Plus de 65 ans, immunodéprimés : « Les schémas de vaccination actuels ne suffisent plus à protéger les plus vulnérables », que faire ? Suivez-nous

Dans le graphique ci-dessus, on voit : la dose de rappel réduit bien le risque (graphique de droite en fonction de l’incidence) de développer un cas grave par rapport à la vaccination classique, notamment pour les personnes de plus de 65 ans. Mais ce risque reste bien plus élevé (15 fois plus important) pour une personne âgée que pour un adulte de moins de 65 ans.

Protection limitée

Comment l’expliquer ?

“Si les vaccins actuels continuent de très bien protéger les jeunes contre les formes sévères, ils protègent en revanche les personnes âgées dont le système immunitaire est moins performant”, explique Michel Goldman, pour deux raisons :

  • Ils sont moins efficaces contre les variants qui deviennent dominants (BA.5) ;
  • La durée de protection s’érode avec le temps.
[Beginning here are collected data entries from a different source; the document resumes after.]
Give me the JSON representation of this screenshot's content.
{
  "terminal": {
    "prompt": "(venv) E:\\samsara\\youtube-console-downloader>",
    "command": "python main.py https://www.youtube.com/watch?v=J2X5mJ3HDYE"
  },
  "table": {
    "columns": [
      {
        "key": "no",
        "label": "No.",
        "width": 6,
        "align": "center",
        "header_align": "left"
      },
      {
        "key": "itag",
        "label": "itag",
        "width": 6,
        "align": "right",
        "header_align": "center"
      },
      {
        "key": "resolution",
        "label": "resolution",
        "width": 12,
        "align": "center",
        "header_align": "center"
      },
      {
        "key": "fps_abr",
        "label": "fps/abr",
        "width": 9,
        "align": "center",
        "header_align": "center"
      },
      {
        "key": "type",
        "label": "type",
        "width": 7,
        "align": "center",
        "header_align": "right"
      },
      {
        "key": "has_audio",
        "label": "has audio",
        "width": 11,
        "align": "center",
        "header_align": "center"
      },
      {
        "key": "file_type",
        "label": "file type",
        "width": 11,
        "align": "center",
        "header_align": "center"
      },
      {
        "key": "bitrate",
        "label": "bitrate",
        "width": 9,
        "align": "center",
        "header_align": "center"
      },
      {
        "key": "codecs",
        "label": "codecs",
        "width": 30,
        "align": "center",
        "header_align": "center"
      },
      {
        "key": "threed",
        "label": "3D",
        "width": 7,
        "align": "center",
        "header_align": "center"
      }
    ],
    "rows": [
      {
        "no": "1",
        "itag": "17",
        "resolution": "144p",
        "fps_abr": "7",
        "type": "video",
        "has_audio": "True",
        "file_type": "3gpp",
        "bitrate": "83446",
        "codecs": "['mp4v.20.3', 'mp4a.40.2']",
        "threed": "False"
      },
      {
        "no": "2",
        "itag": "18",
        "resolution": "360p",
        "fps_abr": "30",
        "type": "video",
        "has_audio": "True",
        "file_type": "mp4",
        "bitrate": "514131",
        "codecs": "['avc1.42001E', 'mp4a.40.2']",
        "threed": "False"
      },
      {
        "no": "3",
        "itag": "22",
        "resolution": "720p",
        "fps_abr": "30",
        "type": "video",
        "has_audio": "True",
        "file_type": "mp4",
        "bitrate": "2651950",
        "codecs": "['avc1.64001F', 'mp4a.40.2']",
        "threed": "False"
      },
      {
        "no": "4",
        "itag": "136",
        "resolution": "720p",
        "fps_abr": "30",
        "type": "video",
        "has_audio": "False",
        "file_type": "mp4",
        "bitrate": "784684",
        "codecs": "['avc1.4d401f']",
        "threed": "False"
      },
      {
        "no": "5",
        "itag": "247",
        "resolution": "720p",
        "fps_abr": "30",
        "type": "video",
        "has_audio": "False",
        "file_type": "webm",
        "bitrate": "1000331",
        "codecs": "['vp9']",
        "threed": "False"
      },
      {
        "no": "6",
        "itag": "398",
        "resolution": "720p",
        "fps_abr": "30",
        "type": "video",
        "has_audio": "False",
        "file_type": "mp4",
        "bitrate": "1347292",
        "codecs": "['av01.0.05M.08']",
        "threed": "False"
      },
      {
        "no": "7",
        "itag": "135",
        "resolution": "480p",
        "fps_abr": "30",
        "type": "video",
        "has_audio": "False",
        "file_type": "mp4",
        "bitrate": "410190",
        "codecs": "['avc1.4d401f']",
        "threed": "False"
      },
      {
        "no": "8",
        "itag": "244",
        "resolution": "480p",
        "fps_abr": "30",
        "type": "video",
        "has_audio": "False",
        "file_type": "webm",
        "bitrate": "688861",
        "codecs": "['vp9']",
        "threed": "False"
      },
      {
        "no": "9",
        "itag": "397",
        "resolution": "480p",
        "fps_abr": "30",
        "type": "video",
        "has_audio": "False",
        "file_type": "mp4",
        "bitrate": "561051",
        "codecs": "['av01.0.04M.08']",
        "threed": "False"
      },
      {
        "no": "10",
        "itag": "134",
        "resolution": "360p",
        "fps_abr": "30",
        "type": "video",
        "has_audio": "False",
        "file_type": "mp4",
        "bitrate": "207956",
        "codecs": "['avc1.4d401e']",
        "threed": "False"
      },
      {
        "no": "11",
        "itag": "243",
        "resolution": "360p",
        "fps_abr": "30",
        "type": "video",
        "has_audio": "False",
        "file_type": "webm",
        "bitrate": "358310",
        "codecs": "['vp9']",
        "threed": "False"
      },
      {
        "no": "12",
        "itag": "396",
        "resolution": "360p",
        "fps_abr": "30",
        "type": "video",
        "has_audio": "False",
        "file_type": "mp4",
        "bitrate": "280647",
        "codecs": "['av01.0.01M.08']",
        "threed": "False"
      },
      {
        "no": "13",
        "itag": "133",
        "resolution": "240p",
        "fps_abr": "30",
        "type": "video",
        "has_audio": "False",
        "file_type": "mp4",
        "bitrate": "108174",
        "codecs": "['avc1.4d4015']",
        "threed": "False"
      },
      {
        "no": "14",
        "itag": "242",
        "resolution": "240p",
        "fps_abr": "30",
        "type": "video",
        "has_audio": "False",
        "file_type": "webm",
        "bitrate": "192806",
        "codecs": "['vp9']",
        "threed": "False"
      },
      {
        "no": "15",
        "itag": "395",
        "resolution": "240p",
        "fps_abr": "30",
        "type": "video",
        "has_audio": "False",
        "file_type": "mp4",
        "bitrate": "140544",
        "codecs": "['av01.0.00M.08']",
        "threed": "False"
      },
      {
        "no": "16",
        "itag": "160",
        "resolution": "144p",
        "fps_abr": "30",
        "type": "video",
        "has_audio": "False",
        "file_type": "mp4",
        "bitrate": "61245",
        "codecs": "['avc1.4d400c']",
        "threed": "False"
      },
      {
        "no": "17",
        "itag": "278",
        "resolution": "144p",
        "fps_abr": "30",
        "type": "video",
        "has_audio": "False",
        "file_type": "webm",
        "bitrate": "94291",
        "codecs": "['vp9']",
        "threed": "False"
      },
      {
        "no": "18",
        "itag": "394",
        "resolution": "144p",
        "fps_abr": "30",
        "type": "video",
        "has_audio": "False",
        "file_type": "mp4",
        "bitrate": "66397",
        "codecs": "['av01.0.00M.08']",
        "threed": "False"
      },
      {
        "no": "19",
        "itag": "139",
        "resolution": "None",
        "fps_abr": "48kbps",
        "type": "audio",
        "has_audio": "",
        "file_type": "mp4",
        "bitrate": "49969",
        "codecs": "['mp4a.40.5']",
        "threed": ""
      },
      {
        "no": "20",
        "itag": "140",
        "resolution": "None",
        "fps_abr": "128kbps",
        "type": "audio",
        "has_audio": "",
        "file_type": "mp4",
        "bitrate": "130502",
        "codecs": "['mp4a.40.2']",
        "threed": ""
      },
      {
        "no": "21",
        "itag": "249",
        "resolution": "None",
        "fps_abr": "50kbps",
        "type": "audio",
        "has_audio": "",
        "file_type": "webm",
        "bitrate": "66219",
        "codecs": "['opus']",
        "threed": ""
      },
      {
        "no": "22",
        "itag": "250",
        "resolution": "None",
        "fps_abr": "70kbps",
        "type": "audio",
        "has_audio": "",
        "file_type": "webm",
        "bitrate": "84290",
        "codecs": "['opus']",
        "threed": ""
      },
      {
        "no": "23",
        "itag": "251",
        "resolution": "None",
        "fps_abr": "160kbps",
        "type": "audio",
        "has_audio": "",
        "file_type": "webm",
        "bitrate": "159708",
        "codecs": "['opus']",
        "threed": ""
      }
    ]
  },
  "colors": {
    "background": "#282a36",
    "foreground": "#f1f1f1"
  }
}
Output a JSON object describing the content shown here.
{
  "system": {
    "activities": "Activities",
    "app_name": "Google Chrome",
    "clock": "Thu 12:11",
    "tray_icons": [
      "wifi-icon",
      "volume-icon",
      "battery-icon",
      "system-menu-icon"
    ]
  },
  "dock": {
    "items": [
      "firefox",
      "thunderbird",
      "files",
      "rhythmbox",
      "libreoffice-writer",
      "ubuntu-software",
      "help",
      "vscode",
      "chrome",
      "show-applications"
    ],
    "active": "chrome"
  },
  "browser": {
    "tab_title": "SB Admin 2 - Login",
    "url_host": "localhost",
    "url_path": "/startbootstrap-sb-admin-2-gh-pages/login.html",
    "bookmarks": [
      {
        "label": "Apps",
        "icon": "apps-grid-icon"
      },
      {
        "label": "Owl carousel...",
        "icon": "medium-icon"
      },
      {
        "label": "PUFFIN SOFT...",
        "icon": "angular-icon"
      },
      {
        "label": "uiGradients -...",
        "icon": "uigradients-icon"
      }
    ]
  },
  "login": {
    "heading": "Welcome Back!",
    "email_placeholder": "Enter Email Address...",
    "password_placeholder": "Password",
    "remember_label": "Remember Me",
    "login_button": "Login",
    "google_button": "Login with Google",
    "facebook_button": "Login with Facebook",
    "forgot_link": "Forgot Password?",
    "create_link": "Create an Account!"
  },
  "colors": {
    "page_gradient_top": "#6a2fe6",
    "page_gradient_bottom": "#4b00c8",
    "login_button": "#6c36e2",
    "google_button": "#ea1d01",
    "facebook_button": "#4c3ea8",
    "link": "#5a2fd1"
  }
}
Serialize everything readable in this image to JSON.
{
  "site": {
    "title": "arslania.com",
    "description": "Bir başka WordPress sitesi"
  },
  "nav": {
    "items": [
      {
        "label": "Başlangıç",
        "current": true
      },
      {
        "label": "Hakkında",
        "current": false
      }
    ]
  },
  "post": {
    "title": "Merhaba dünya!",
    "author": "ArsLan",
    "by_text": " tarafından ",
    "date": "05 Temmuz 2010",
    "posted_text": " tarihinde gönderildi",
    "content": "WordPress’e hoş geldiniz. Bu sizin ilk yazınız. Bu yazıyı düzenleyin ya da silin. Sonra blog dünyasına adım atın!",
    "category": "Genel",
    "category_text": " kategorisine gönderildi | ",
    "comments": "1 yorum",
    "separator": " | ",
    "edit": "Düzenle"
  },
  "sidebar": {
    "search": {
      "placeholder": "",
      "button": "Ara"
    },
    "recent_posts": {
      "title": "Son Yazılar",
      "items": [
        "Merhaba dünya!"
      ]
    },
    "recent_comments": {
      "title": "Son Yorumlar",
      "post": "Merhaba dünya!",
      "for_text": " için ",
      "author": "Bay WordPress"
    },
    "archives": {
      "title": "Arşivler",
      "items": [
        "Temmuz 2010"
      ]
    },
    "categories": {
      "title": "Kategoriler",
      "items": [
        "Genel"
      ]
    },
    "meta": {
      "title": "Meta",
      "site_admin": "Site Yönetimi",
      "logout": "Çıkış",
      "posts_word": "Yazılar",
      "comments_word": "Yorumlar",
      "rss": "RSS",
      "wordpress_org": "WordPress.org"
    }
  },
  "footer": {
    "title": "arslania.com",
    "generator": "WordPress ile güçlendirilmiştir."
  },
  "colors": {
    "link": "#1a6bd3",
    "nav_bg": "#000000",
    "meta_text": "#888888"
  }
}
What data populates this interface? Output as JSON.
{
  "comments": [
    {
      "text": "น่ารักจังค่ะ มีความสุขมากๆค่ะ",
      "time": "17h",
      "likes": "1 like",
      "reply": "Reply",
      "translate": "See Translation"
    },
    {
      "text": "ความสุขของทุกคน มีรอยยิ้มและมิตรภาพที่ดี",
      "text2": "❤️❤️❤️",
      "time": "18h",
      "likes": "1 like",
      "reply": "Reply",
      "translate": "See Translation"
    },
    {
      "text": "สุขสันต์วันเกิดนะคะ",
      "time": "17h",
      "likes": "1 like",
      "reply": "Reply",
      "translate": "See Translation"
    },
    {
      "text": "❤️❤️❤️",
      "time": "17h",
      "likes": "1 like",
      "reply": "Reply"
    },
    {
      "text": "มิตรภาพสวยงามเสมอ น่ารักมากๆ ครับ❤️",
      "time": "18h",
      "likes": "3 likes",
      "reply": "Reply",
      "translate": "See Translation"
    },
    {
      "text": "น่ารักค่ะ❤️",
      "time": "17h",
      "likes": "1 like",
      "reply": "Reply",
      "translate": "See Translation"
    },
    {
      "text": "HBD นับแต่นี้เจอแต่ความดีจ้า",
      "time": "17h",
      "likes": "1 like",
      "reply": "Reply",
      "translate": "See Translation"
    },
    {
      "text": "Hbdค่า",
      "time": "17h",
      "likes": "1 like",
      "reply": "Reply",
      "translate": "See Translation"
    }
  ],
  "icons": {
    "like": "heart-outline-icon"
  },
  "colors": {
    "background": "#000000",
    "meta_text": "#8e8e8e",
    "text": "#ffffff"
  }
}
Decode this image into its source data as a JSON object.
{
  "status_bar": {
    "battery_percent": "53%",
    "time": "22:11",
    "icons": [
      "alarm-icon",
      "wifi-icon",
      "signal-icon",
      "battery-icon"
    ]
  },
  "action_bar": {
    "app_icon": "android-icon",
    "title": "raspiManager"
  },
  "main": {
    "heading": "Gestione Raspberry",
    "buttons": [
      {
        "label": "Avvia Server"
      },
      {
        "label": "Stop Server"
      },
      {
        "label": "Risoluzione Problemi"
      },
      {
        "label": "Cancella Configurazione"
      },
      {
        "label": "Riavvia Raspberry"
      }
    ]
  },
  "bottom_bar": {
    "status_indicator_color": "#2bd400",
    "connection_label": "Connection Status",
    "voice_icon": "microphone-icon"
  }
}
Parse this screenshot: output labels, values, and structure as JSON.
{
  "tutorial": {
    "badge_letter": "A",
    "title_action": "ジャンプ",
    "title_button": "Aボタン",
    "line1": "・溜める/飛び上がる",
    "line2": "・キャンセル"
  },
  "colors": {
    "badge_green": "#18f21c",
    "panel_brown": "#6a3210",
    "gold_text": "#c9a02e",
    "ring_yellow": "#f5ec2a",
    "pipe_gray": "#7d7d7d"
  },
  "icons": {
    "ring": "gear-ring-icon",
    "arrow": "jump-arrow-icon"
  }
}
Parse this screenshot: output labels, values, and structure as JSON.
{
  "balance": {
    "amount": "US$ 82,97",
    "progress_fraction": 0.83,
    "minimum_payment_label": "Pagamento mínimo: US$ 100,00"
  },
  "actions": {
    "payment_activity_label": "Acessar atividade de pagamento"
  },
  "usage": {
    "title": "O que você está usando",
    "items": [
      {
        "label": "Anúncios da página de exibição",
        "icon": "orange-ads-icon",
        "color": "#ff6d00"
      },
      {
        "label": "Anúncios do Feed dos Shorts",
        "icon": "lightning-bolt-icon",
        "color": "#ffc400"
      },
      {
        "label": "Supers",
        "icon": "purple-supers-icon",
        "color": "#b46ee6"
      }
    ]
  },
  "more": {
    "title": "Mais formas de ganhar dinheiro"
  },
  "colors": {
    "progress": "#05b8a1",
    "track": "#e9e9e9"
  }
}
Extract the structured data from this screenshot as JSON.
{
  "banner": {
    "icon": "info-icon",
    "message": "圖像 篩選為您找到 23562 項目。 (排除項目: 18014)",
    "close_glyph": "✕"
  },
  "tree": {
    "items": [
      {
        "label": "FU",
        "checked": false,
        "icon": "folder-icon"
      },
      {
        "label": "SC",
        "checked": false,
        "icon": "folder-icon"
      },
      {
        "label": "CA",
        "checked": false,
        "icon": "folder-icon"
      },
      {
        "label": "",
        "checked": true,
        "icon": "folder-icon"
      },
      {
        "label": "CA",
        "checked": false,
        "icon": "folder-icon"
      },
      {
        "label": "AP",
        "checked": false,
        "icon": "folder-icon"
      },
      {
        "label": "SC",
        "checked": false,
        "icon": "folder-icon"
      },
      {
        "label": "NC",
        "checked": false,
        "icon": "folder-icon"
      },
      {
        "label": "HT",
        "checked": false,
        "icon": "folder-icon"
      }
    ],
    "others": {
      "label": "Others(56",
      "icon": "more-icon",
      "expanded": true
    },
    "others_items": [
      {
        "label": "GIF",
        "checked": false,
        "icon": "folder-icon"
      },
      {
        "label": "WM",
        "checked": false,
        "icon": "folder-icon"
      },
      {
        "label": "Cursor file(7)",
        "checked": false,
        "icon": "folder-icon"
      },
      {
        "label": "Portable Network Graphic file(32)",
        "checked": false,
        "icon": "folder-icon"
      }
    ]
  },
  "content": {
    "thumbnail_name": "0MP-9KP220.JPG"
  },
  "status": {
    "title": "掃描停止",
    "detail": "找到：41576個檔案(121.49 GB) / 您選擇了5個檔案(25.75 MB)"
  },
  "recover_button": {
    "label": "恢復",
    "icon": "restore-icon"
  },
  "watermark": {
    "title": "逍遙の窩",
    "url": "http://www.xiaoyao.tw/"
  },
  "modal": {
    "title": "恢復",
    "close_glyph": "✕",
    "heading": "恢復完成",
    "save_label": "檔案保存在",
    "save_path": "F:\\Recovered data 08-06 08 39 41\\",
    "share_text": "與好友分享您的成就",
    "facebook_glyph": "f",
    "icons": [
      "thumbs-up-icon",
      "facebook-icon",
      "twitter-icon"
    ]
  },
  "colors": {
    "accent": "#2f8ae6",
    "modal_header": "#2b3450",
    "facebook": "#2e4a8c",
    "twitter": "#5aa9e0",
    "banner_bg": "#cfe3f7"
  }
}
Alors comment protéger les plus vulnérables ? Comme le recommandent les autorités, Michel Goldman recommande « d’envisager désormais avec votre médecin un deuxième rappel vaccinal, surtout s’il existe des comorbidités qui prédisposent aux formes sévères. Ce deuxième rappel protégera jusqu’à l’automne. Il n’empêche pas une revaccination pendant la période de revaccination prévue campagne “.

Pour les immunodéprimés, il est conseillé de mesurer le taux d’anticorps : en dessous d’un certain niveau, « le patient est apte à Evusheld, une combinaison d’anticorps monoclonaux qui protégera le variant actuellement dominant jusqu’à l’automne (BA5). » L’Université de New York a montré qu’Evusheld reste actif contre BA5.”

En cas d’infection chez ces patients immunodéprimés, des traitements spécifiques doivent être administrés dès que possible.